MM – En quoi traiter d’un sujet serait le banaliser ? N’est-ce pas une des libertés et un des rôles les plus beaux de l’artiste que d’essayer de représenter, avec sa sensibilité propre, le monde, le temps présent, ses tensions, et d’ouvrir aussi des perspectives nouvelles ? En tant que metteure en scène, je choisis avec les moyens de la scène d’éclairer une partie du réel qui me pose question. Le metteur en scène travaille sur quelque chose qui lui résiste, avec la parole des auteurs et la puissance affective des images scéniques, comme le chercheur le fait avec ses moyens théoriques. Mais contrairement à ce que clament certains haut et fort, expliquer ce n’est pas justifier et tenter de comprendre ce n’est pas adhérer à une cause…Et je crois aussi que se regarder en train de regarder ce qui nous fait peur ou ce qui nous choque, c’est un bon chemin pour mieux se comprendre soi-même, clarifier ses désirs, nommer ses valeurs.

En tant que féministe, le voile m’intéresse parce que je l’envisage comme un signe et le propre d’un signe c’est d’être mobile, flottant, divers, contradictoire car c’est une création de l’imaginaire humain. Dans ce signe qu’est le voile, le signifiant, le bout de tissus, ne renvoie pas de manière nécessaire à un seul signifié, le message du voile, son sens. Et c’est ce qui est riche de possibilités visuelles, fantasmatiques, d’associations d’idée, de traversée de l’histoire et donc une belle matière à travailler sur une scène. On pourrait questionner de la même manière bien des éléments du costume féminin : la mini-jupe, les talons aiguille, le décolleté, sont-ils des outils d’objectivation érotique des femmes, soumises au regard masculin ? Ou bien des éléments d’un jeu culturel dont chaque femme s’empare en toute liberté, choisissant de déployer des possibilités de séduction ? Être féministe c’est laisser chaque femme définir la manière dont elle veut engager son corps dans son rapport aux autres.

BN – De quoi le débat sur le voile est-il le nom ?
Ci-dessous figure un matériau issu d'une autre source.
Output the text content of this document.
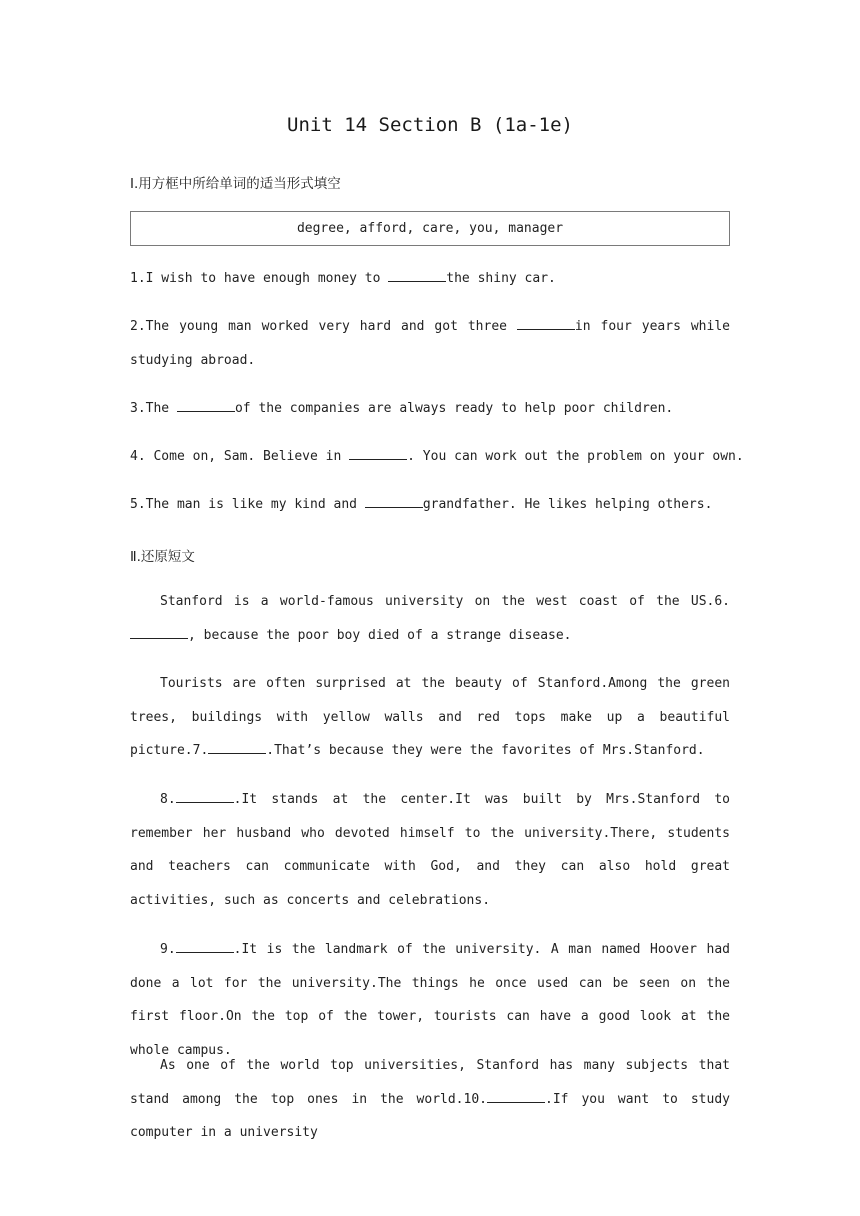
Unit 14 Section B (1a-1e)

Ⅰ.用方框中所给单词的适当形式填空

degree, afford, care, you, manager

1.I wish to have enough money to	the shiny car.

2.The young man worked very hard and got three	in four years while studying abroad.

3.The	of the companies are always ready to help poor children.

4. Come on, Sam. Believe in	. You can work out the problem on your own.

5.The man is like my kind and	grandfather. He likes helping others.

Ⅱ.还原短文

Stanford is a world-famous university on the west coast of the US.6., because the poor boy died of a strange disease.

Tourists are often surprised at the beauty of Stanford.Among the green trees, buildings with yellow walls and red tops make up a beautiful picture.7.	.That’s because they were the favorites of Mrs.Stanford.

8.	.It stands at the center.It was built by Mrs.Stanford to remember her husband who devoted himself to the university.There, students and teachers can communicate with God, and they can also hold great activities, such as concerts and celebrations.

9.	.It is the landmark of the university. A man named Hoover had done a lot for the university.The things he once used can be seen on the first floor.On the top of the tower, tourists can have a good look at the whole campus.

As one of the world top universities, Stanford has many subjects that stand among the top ones in the world.10.	.If you want to study computer in a university
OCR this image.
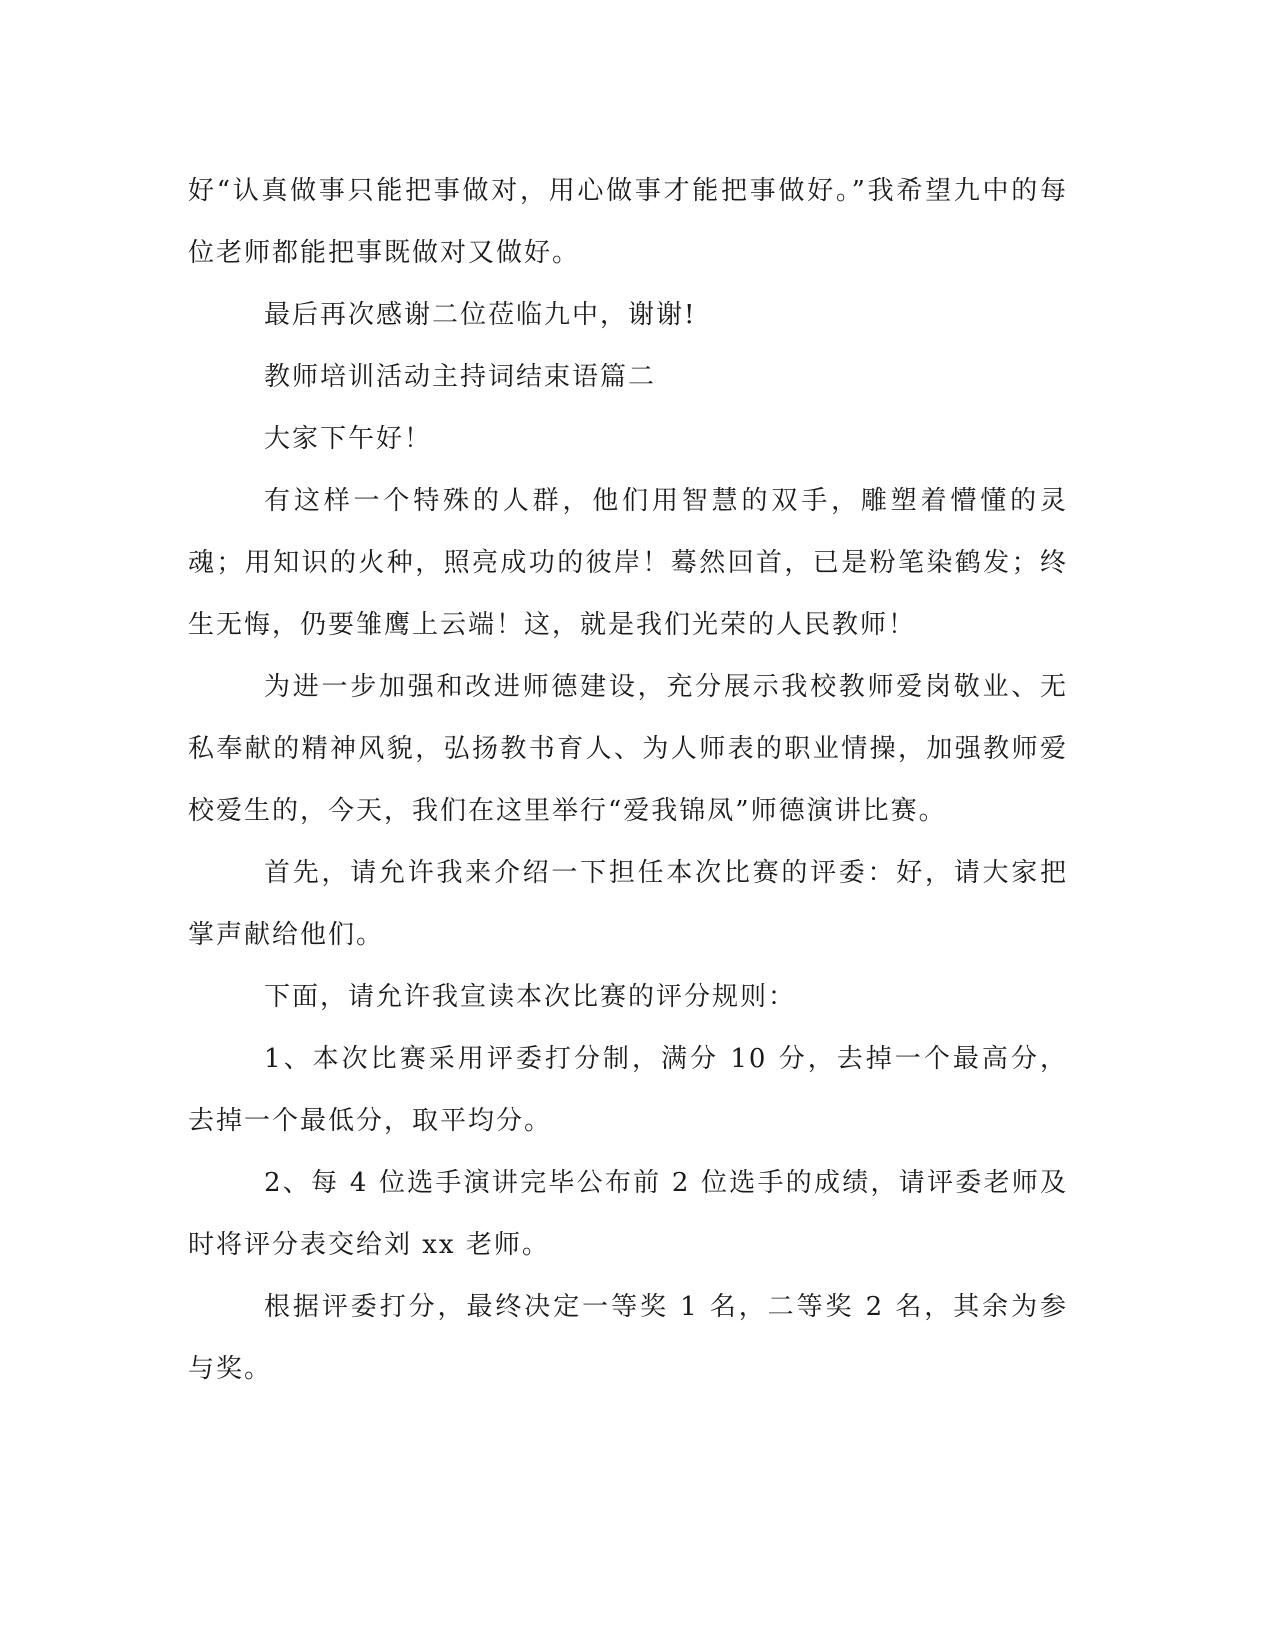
好“认真做事只能把事做对，用心做事才能把事做好。”我希望九中的每位老师都能把事既做对又做好。

最后再次感谢二位莅临九中，谢谢!

教师培训活动主持词结束语篇二

大家下午好！

有这样一个特殊的人群，他们用智慧的双手，雕塑着懵懂的灵魂；用知识的火种，照亮成功的彼岸！蓦然回首，已是粉笔染鹤发；终生无悔，仍要雏鹰上云端！这，就是我们光荣的人民教师！

为进一步加强和改进师德建设，充分展示我校教师爱岗敬业、无私奉献的精神风貌，弘扬教书育人、为人师表的职业情操，加强教师爱校爱生的，今天，我们在这里举行“爱我锦凤”师德演讲比赛。

首先，请允许我来介绍一下担任本次比赛的评委：好，请大家把掌声献给他们。

下面，请允许我宣读本次比赛的评分规则：

1、本次比赛采用评委打分制，满分 10 分，去掉一个最高分，去掉一个最低分，取平均分。

2、每 4 位选手演讲完毕公布前 2 位选手的成绩，请评委老师及时将评分表交给刘 xx 老师。

根据评委打分，最终决定一等奖 1 名，二等奖 2 名，其余为参与奖。
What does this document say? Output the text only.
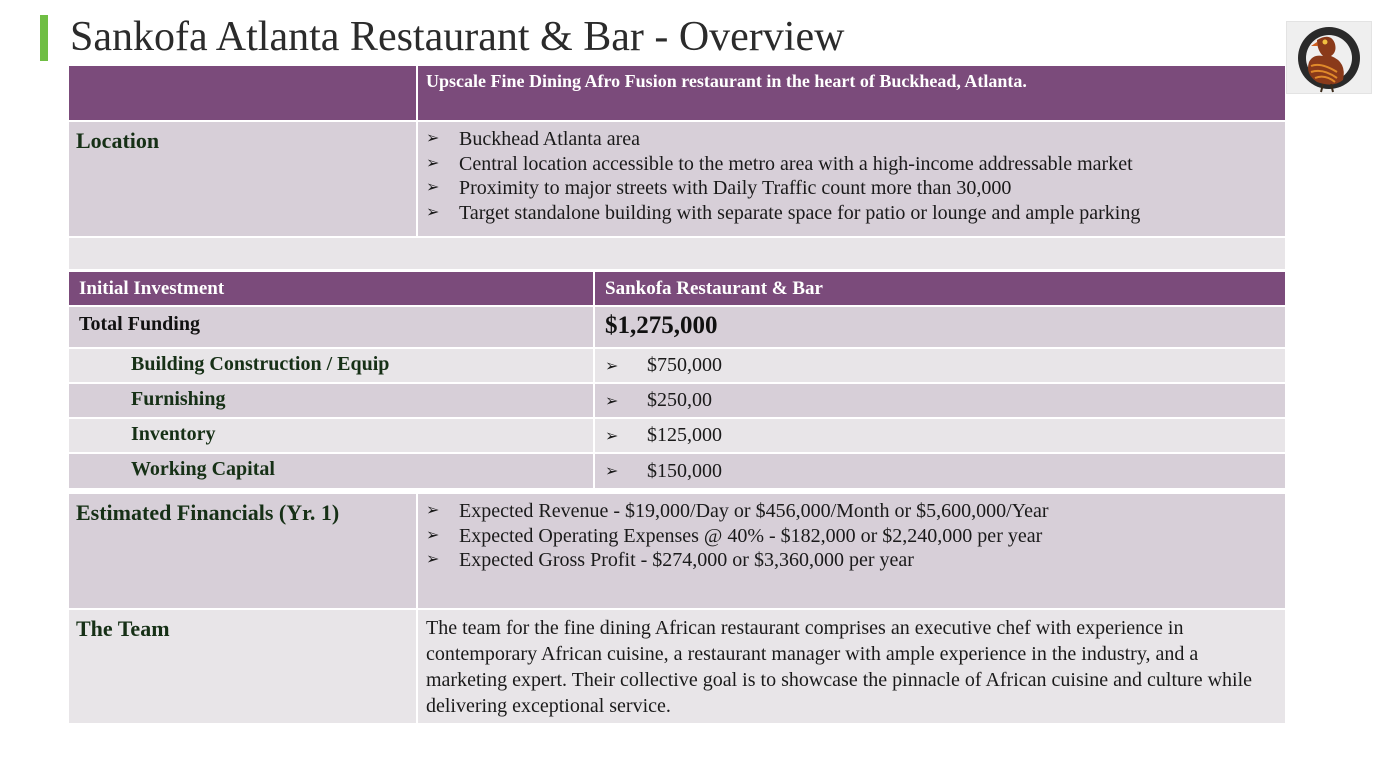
Sankofa Atlanta Restaurant & Bar - Overview
Upscale Fine Dining Afro Fusion restaurant in the heart of Buckhead, Atlanta.
Location	➢ Buckhead Atlanta area
➢ Central location accessible to the metro area with a high-income addressable market
➢ Proximity to major streets with Daily Traffic count more than 30,000
➢ Target standalone building with separate space for patio or lounge and ample parking
Initial Investment	Sankofa Restaurant & Bar
Total Funding	$1,275,000
Building Construction / Equip	➢	$750,000
Furnishing	➢	$250,00
Inventory	➢	$125,000
Working Capital	➢	$150,000
Estimated Financials (Yr. 1)	➢ Expected Revenue - $19,000/Day or $456,000/Month or $5,600,000/Year
➢ Expected Operating Expenses @ 40% - $182,000 or $2,240,000 per year
➢ Expected Gross Profit - $274,000 or $3,360,000 per year
The Team	The team for the fine dining African restaurant comprises an executive chef with experience in contemporary African cuisine, a restaurant manager with ample experience in the industry, and a marketing expert. Their collective goal is to showcase the pinnacle of African cuisine and culture while delivering exceptional service.
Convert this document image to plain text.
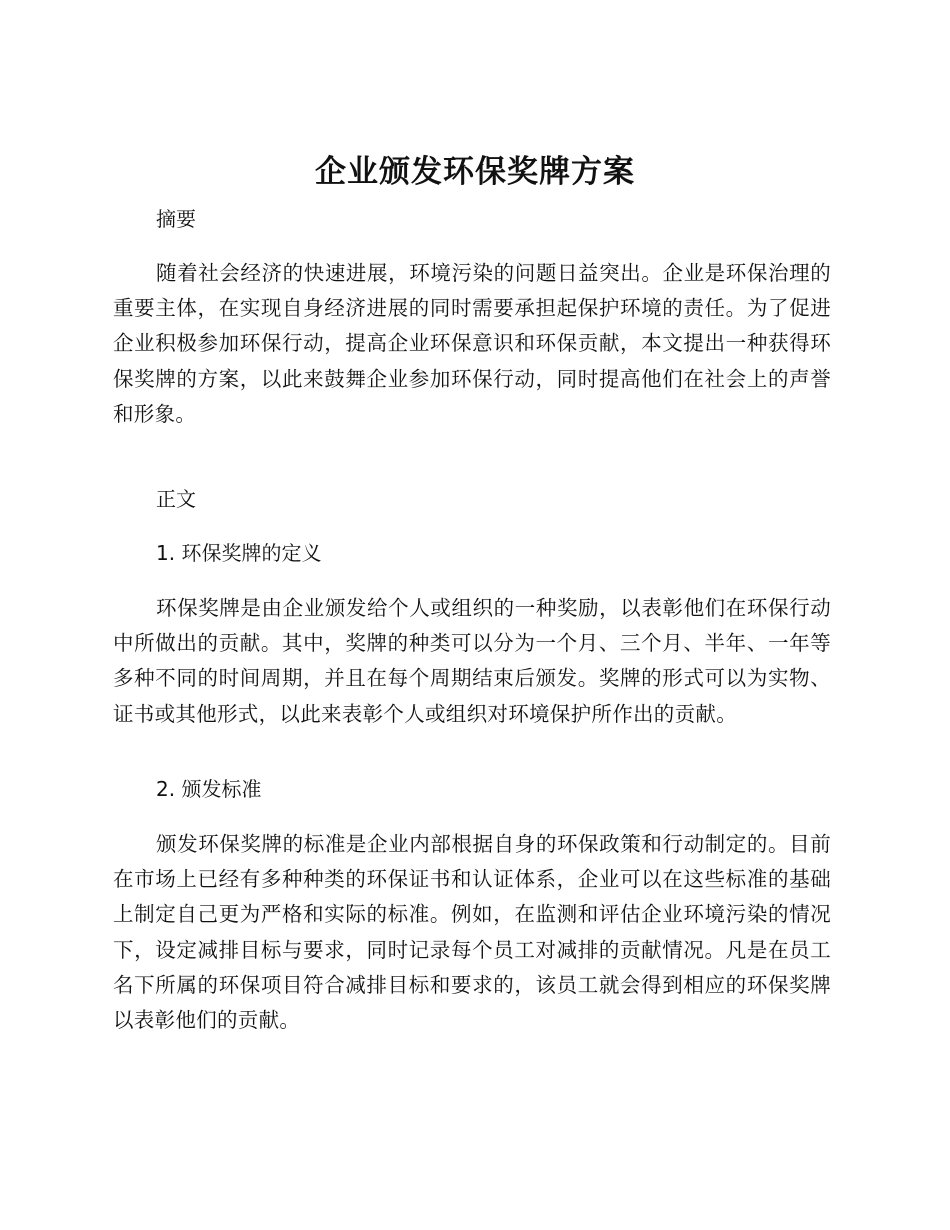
企业颁发环保奖牌方案
摘要

随着社会经济的快速进展，环境污染的问题日益突出。企业是环保治理的重要主体，在实现自身经济进展的同时需要承担起保护环境的责任。为了促进企业积极参加环保行动，提高企业环保意识和环保贡献，本文提出一种获得环保奖牌的方案，以此来鼓舞企业参加环保行动，同时提高他们在社会上的声誉和形象。

正文
1. 环保奖牌的定义

环保奖牌是由企业颁发给个人或组织的一种奖励，以表彰他们在环保行动中所做出的贡献。其中，奖牌的种类可以分为一个月、三个月、半年、一年等多种不同的时间周期，并且在每个周期结束后颁发。奖牌的形式可以为实物、证书或其他形式，以此来表彰个人或组织对环境保护所作出的贡献。

2. 颁发标准

颁发环保奖牌的标准是企业内部根据自身的环保政策和行动制定的。目前在市场上已经有多种种类的环保证书和认证体系，企业可以在这些标准的基础上制定自己更为严格和实际的标准。例如，在监测和评估企业环境污染的情况下，设定减排目标与要求，同时记录每个员工对减排的贡献情况。凡是在员工名下所属的环保项目符合减排目标和要求的，该员工就会得到相应的环保奖牌以表彰他们的贡献。
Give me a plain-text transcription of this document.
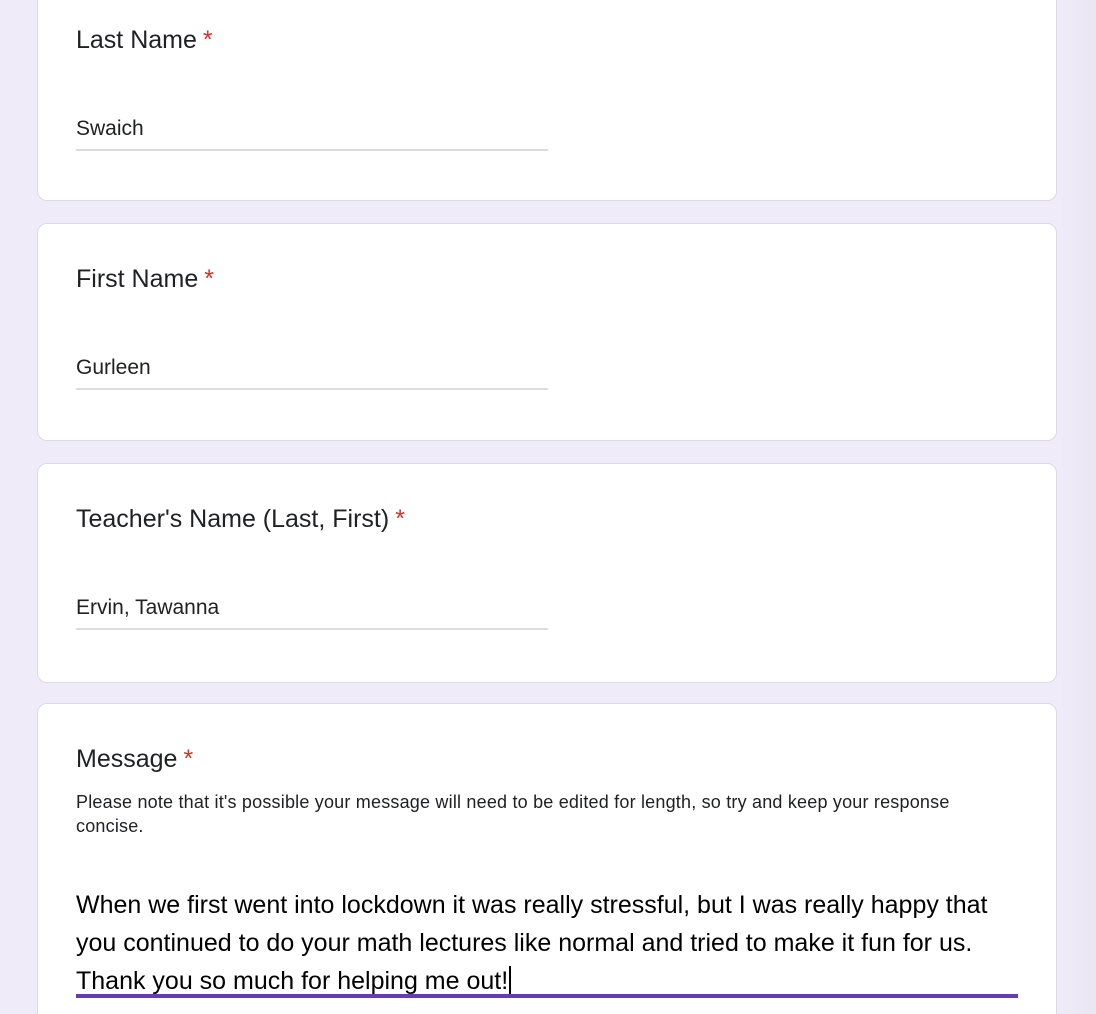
Last Name *
Swaich
First Name *
Gurleen
Teacher's Name (Last, First) *
Ervin, Tawanna
Message *
Please note that it's possible your message will need to be edited for length, so try and keep your response concise.
When we first went into lockdown it was really stressful, but I was really happy that you continued to do your math lectures like normal and tried to make it fun for us. Thank you so much for helping me out!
MM – De beaucoup de choses, complexes, récentes et très anciennes, occidentales et universelles, mais surtout spécifiquement française. Bourdieu a dit que lorsqu’on regarde de très près un objet social on finit par y voir la société toute entière. Je crois que le voile illustre à merveille cette affirmation. Mais dans mon spectacle, il s’agit justement de déplacer les regards, de laisser la violence simplificatrice des débats de côté, pour laisser advenir autre chose : le silence et la musique, l’imaginaire, le questionnement intime et sincère, la douceur aussi. Notre époque parle trop vite, trop fort, nous avons besoin de ralentir, de baisser un peu la voix pour pouvoir nous écouter, tous.

(1) Ce qui nous regarde sera créé les 21, 22, 23 mai 2016 au Théâtre Dijon Bourgogne-Centre Dramatique National dans le cadre du festival Théâtre en mai, puis en tournée à partir de novembre 2016.